One way to limit the opponent's offensive board crashing is to "run on makes" as often as possible, which puts the fear of the fast-break into the opponents' heads as their own shot is going up - make or miss. If the opponent is fearful of a fast-break regardless of the outcome of the shot, they are less likely to sell out on the boards.
Coach Hornacek has been pushing this theory into the Suns heads all season, but it has yet to sink in consistently. Despite getting a league-high 18.3% of their points on fast breaks, which by definition are completed early in the shot clock, the Suns are still only 12th in total possessions per game across the league.
If the Suns could run on made shots, the pace would quicken across the board and force the opponent to be thinking about transition defense even more than they already do, which would cut down on their efforts at offensive rebounds.

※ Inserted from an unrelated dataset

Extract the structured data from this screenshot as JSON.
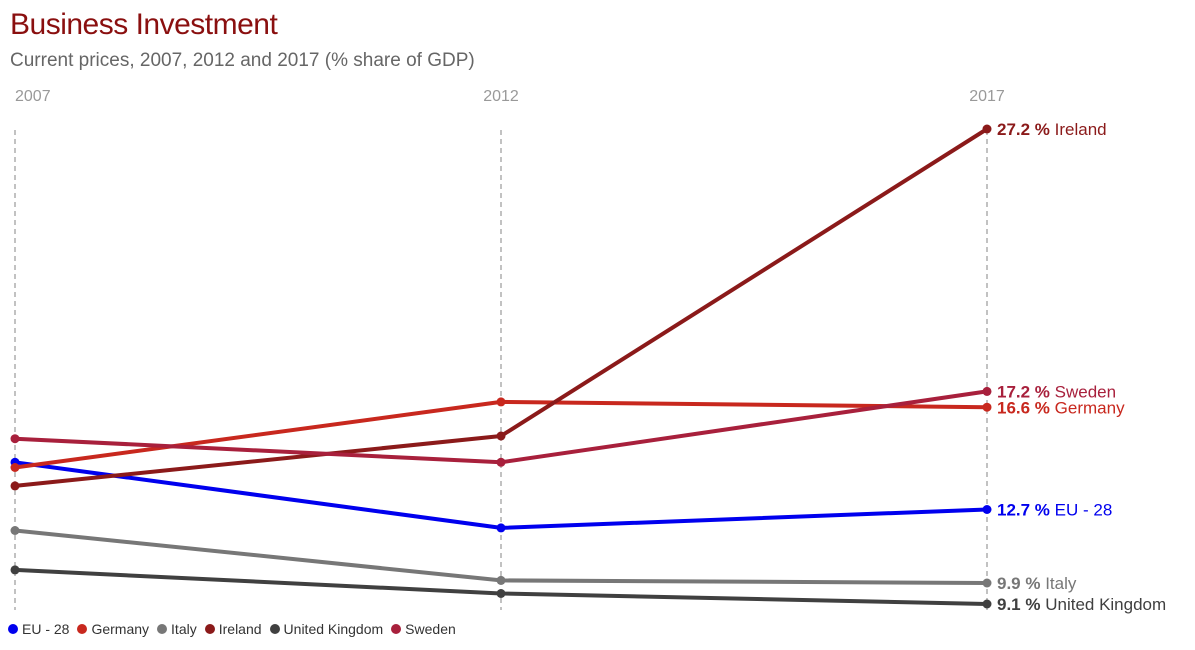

The San Antonio Spurs took a page out of their mid-2000s defense to stop the Suns just last week in Phoenix. The Spurs won by slowing the game down even more than the Suns wanted, limiting the fast break opportunities and scoring as efficiently as possible on their end of the floor. The more shots they made, the less the Suns could run the fast break.
Anyhoo, I'm just pointing out a chink in the armor. As long as the Suns make a high percentage of their threes, the wins will continue to come. But if the Suns stop making so many threes, then the deficit on the boards and in the paint will hurt them. This is where an Alex Len or Emeka Okafor would really help as the backup center, if and when either gets healthy.
I know. I'll say it for you: bah humbug.